Mobile World Congress in Barcelona really is quite the event. This year saw somewhere in the region of 110,000 attendees cram the halls, bars, and restaurants of what is a marvellous city. The crowd in the 90k-capacity Nou Camp stadium for Barcelona’s league game on Wednesday was small compared to the show – and it was easier to get onto the Metro train afterwards as well.
I wrote in a Facebook post that you have to praise the event. It is a commercial runaway express train. I’ve never seen the halls as crowded on the first morning of the show as they were this year. And although it is a very different show to the one I first went to in Cannes 22 years ago, some things don’t change – but more of that later.
The Cannes event, with its few thousand delegates, was a place were the mobile infrastructure vendors looked to meet and seal deals with network operators, and where smaller innovative companies in the same space tried to sell to the bigger players – other vendors, integrators or the operators themselves.
These days the headlines at the show are usually grabbed by handset vendors launching new devices, or by driverless cars, or keynote speeches by star names from the Internet – this year it was the CEO of Netflix. The exhibition halls are awash with smart toys from Swiss watch companies or drone manufacturers, and with video glasses, and Virtual Reality headsets; most of which have very little to do with real mobile infrastructure.
But despite the high profile nature of the event these days, I actually felt this year’s show was a little light on headline news. Blackberry’s handset launch garnered some attention, but in a relatively young industry the wave of nostalgia that surrounded the return of Nokia to the handset market with its retro 3310 was in some ways as disappointing as it was fun.

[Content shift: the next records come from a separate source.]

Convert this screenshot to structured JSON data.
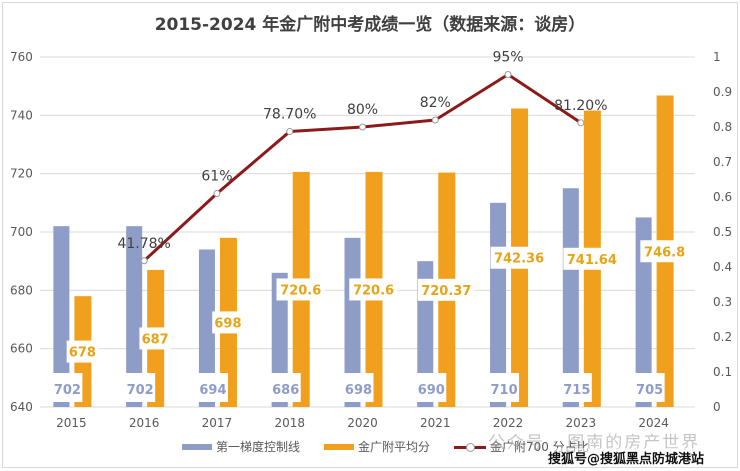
{
  "chart_data": {
    "type": "bar",
    "title": "2015-2024 年金广附中考成绩一览（数据来源：谈房）",
    "categories": [
      "2015",
      "2016",
      "2017",
      "2018",
      "2020",
      "2021",
      "2022",
      "2023",
      "2024"
    ],
    "series": [
      {
        "name": "第一梯度控制线",
        "type": "bar",
        "axis": "left",
        "color": "#8e9cc8",
        "values": [
          702,
          702,
          694,
          686,
          698,
          690,
          710,
          715,
          705
        ],
        "labels": [
          "702",
          "702",
          "694",
          "686",
          "698",
          "690",
          "710",
          "715",
          "705"
        ]
      },
      {
        "name": "金广附平均分",
        "type": "bar",
        "axis": "left",
        "color": "#f0a01c",
        "values": [
          678,
          687,
          698,
          720.6,
          720.6,
          720.37,
          742.36,
          741.64,
          746.8
        ],
        "labels": [
          "678",
          "687",
          "698",
          "720.6",
          "720.6",
          "720.37",
          "742.36",
          "741.64",
          "746.8"
        ]
      },
      {
        "name": "金广附700 分占比",
        "type": "line",
        "axis": "right",
        "color": "#8b1a1a",
        "values": [
          null,
          0.4178,
          0.61,
          0.787,
          0.8,
          0.82,
          0.95,
          0.812,
          null
        ],
        "labels": [
          null,
          "41.78%",
          "61%",
          "78.70%",
          "80%",
          "82%",
          "95%",
          "81.20%",
          null
        ]
      }
    ],
    "y_left": {
      "min": 640,
      "max": 760,
      "ticks": [
        "640",
        "660",
        "680",
        "700",
        "720",
        "740",
        "760"
      ]
    },
    "y_right": {
      "min": 0,
      "max": 1,
      "ticks": [
        "0",
        "0.1",
        "0.2",
        "0.3",
        "0.4",
        "0.5",
        "0.6",
        "0.7",
        "0.8",
        "0.9",
        "1"
      ]
    },
    "xlabel": "",
    "ylabel": "",
    "grid": true,
    "legend": "bottom"
  },
  "watermarks": {
    "line1": "公众号 · 图南的房产世界",
    "line2": "搜狐号@搜狐黑点防城港站"
  }
}
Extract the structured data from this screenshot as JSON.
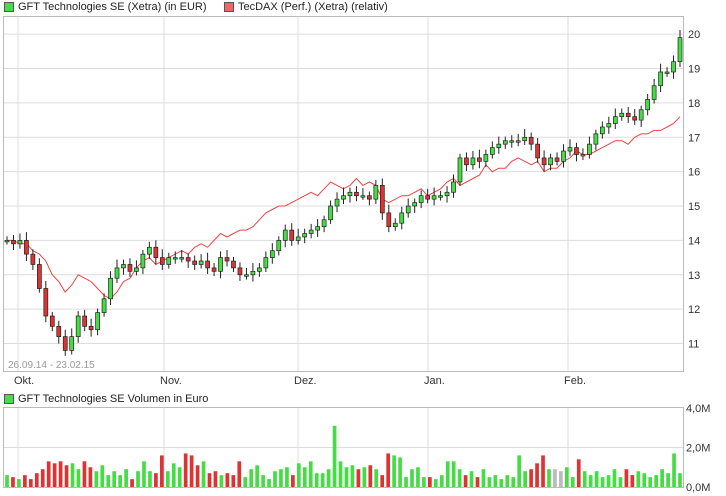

When the innovation on show is a return to past glories, that does seem at odds with an industry that is constantly looking forward. Having said that, the warmth and goodwill that accompanied the launch was fun to see. Of course, sales will be the final arbiter of its success, but it would be great to have a strong European brand back in the handset market.
On the conference stage, the news that incoming GSMA Chairman Sunny Mittal of Bharti Telecom intends to scrap roaming charges during his time at the helm will be welcomed by businesses, consumers, and regulators all over the world. However, not all operators will be smiling and the move will throw up some interesting commercial as well as technical challenges – especially for subscribers living close to land borders.
And while on the giant booths of the big infrastructure vendors and operators, the talk was all 5G; in the corners of the booths and halls, and in small meeting rooms, the old show still very much exists. One relatively small UK start-up I chatted to had held eight, one hour-long, meetings every day in its cubicle-sized meeting room in Hall two. They had been back-to-back without a break and often had to send one or two of the team to have parallel meetings in the coffee bar.
Which means, that despite all the glitz and the glamour; at its heart, MWC remains THE place where the mobile industry comes to do business. After more than 20 years, that’s quite an achievement in itself. And next February, we’ll gather to do it all again.